Combination Sum - Backtracking / Dedup

Why do we need to sort candidates? The solutions works just as well on unsorted candidates??

This does not make sense to me:

To do that, we just need to add an extra condition to prune the duplicate branches

1if remaining - num < 0:
2    break

How does this prevent duplicates from being chosen?

I find this solution is more intutitive than the dedup solution. As I dont understand dedup fully. I managed to solve it using Algomonster’s Backtracking template 2

def combination_sum(self, candidates: List[int], target: int) -> List[List[int]]:
        res = []
        def dfs(current_sum, nums, start):
            if current_sum == target:
                res.append(nums[:])
                return
        
            for idx in range(start, len(candidates)):
                candidate = candidates[idx]
                if candidate + current_sum <= target:
                    nums.append(candidate)
                    dfs(candidate + current_sum, nums, idx)
                    nums.pop()
                else:
                    break
        candidates.sort()
        dfs(0, [], 0)
        return res

I have the same question. I think it must be a typo.

I second this question. Some clarification should be added to this section to explain why we sort.

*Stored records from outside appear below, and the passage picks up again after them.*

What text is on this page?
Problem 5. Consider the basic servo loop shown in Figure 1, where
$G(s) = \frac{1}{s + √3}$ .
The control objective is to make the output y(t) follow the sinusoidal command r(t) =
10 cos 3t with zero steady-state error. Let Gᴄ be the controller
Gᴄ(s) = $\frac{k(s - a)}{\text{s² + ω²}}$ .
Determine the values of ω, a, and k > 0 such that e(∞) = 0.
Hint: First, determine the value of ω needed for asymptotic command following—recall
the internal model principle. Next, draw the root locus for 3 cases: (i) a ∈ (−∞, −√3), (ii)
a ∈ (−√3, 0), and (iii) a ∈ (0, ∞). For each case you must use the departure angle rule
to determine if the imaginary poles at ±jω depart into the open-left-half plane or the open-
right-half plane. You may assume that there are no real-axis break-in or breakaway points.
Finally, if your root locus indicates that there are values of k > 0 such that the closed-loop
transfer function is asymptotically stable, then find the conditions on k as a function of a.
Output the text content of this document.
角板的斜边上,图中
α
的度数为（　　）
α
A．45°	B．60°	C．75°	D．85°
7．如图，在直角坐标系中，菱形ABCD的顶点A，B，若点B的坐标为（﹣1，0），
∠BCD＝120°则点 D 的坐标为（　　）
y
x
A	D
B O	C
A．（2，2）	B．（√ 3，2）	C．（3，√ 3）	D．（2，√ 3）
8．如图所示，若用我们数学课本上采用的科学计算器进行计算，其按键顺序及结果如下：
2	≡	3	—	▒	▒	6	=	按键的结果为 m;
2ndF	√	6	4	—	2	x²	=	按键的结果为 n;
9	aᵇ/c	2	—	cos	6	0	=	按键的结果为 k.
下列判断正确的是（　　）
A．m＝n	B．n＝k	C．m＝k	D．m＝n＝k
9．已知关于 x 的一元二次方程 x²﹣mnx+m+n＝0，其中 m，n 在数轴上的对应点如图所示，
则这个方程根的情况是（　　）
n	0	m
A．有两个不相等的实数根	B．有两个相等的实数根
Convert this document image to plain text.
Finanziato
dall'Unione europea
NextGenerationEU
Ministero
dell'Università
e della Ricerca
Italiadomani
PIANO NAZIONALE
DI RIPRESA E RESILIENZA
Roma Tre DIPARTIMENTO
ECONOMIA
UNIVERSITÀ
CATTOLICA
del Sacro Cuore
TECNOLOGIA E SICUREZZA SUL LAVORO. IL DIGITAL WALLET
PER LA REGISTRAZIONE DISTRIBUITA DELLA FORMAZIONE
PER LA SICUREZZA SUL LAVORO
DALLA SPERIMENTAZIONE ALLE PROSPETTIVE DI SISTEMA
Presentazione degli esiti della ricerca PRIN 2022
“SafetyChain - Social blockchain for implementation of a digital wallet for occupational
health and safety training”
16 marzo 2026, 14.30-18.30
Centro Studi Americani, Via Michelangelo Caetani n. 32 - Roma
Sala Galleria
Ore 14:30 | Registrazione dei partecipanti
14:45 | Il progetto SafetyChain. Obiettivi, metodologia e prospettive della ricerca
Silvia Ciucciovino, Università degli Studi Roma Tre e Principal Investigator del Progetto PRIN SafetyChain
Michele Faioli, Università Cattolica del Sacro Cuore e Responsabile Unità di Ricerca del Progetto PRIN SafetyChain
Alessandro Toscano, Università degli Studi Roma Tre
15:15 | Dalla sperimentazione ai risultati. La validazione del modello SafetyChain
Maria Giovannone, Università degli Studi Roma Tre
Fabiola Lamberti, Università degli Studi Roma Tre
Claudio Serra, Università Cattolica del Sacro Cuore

It seems to me that sorting candidates only makes resulting combinations sorted internally, but the problem statement doesn’t specify that this is required.

I have the same question. Drawing out the state tree it looks like there would be duplicate sub-trees any time you get to the same remainder. But I’m not clear on where I would trigger a result cache. Mods, any tips?

I agree. I think sorting is needed if the candidates array isn’t guaranteed to contain unique values, but it is in this case.

The solution is wrong, try this
[10,1,2,7,6,1,5] and target = 8
Your solution will produce duplicates

This is my solution and it works without duplicates.

def combination_sum(candidates: List[int], target: int) -> List[List[int]]:
    
    result = []
    candidates.sort()

    def dfs(index, acc, combination):
        if index == len(candidates):
            return
        if acc > target:
            return
        if acc == target:
            result.append(combination[:])

        for i in range(index, len(candidates)):
            if i > 0 and candidates[i] == candidates[i - 1]:
                continue
            combination.append(candidates[i])
            dfs(i, acc + candidates[i], combination)
            combination.pop()

    dfs(0, 0, [])

    return result

@Uzair @Johnathan_Simeroth

I think it’s possible, but I haven’t proven it yet.

One could build a cache of vector<vector> for every starting search index and target (or remainder), though this feels kind of brutal in terms of memory usage in large cases.

At least, I think the state in this case is defined as both the search start index and the target.

The recursion should push all the way to the “right” in the candidates, and subsequent stack frames on the way up should benefit from the smaller results.

Would definitely appreciate some TA/Mod input on this.

Non iterative approach

public List<List<Integer>> combinationSum(int[] candidates, int target) {
        List<List<Integer>> output = new ArrayList<>();
        backTrack(0, 0, target, new ArrayList<>(), candidates, output);
        return output;
    }

    public void backTrack(int sum, int index, int target, ArrayList<Integer> path, int[] candidates, List<List<Integer>> output) {
        if (sum > target) return;
        if (index >= candidates.length) return;

        if (sum == target) {
            output.add(new ArrayList<>(path));
            return;
        }

        int num = candidates[index];
        path.add(num);
        // choosing the same number again
        backTrack(sum + num, index, target, path, candidates, output);
        path.remove(path.size() - 1);
        // removing last added number and choosing new number
        backTrack(sum, index + 1, target, path, candidates, output);
    }

The Python code is giving a wrong output for the input [2, 2, 4] and 6. In particular, it’s giving:

2 2 2
2 2 2
2 2 2
2 2 2
2 4
2 4

that contains a lot of duplicated tuples.

def combination_sum(candidates: List[int], target: int) -> List[List[int]]:
    combs = []
    def dfs(start_index, cur_comb, tot_sum):
        if tot_sum == target:
            combs.append(cur_comb[:])
            return
        if tot_sum > target:
            return
        for i in range(start_index, len(candidates)):
            cand = candidates[i]
            cur_comb.append(cand)           
            dfs(i, cur_comb, tot_sum + cand)
            cur_comb.pop()
    candidates.sort()
    dfs(0, [], 0)
    return combs

If you read the problem’s constraints carefully, it says all candidate elements are distinct.

But there are no guarantees that all inputs are sorted. Perhaps the examples should have unsorted input to avoid confusion.